About $1.8bn in investment has flowed into the sector since 2014, according to Dealroom. However, as with anything that is proclaimed the next big thing, some caution is necessary among the hype and boosterism.
The sector remains largely unprofitable and tiny. According to Rabobank analyst Cindy van Rijswick it occupies the equivalent of 30 hectares of land worldwide compared to half a million hectares for greenhouses and 50m hectares of outdoor cultivation.
High initial capital investment and running costs make it hard to make a profit. Electricity bills for lighting and ventilation can be high and specialised labour is required. This leads to a focus on higher value leafy greens, salad greens and herbs. Vertical farming won't be used for commodities like wheat and rice.
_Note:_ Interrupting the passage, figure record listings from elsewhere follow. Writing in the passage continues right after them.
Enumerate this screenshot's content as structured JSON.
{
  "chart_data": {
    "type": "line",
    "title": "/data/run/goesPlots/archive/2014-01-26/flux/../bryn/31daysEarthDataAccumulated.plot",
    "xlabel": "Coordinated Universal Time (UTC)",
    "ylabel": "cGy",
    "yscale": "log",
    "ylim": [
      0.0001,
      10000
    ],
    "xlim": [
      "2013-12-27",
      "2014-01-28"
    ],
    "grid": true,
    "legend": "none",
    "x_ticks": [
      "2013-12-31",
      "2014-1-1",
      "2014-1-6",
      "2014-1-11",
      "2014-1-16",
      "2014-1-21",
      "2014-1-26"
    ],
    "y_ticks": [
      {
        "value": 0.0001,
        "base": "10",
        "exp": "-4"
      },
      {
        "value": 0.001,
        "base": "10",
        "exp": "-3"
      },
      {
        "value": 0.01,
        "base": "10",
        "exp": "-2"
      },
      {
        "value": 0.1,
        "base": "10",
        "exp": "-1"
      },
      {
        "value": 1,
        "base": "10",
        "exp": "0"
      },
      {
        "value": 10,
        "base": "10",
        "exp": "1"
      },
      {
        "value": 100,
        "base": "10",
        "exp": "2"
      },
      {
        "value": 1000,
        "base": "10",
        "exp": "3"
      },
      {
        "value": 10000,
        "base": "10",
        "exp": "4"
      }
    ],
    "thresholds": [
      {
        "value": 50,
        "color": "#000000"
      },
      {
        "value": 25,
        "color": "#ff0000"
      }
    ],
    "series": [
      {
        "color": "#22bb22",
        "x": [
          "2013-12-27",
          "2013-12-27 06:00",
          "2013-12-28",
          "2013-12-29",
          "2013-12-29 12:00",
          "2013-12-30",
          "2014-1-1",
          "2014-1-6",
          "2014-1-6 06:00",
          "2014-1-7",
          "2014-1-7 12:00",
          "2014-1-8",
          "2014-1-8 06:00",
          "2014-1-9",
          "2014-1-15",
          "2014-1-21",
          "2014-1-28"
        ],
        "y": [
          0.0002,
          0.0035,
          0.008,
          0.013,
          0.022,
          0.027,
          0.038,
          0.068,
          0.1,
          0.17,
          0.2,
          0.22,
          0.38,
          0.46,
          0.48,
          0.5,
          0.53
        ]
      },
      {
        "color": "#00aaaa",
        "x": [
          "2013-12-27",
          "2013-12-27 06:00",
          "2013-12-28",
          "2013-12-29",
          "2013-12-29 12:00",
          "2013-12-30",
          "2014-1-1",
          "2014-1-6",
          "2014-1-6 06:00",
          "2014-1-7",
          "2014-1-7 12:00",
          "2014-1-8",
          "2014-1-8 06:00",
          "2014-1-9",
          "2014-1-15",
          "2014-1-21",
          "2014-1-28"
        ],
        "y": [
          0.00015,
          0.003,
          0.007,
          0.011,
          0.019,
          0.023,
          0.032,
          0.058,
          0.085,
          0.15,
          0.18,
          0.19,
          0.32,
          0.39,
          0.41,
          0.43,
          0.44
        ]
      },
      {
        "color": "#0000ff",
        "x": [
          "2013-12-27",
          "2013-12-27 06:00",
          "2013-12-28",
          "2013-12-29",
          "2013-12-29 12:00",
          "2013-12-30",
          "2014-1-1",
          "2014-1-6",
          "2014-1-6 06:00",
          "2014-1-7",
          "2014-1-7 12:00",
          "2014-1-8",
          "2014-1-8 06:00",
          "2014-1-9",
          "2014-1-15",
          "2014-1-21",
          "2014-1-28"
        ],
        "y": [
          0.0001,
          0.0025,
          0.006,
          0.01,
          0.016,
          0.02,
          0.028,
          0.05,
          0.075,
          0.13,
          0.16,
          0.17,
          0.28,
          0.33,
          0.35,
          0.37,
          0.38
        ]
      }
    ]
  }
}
Even so, Nordic Harvest has linked up with Taiwan's YesHealth group to Europe's biggest vertical farm in Copenhagen. They claim they will be profitable in their first year, although I doubt whether there are significant economies of scale.
Because production can take place in urban areas food can be produced close to consumers improving freshness at point of sale. However, consumers can be resistant to change in food production and may believe that produce grown with soil and sunlight tastes better or is even healthier. There has been a history of yield being placed ahead of taste in greenhouses as in the tomato 'water bomb' scandal.
It is very much a niche method of production, albeit it one with growth potential.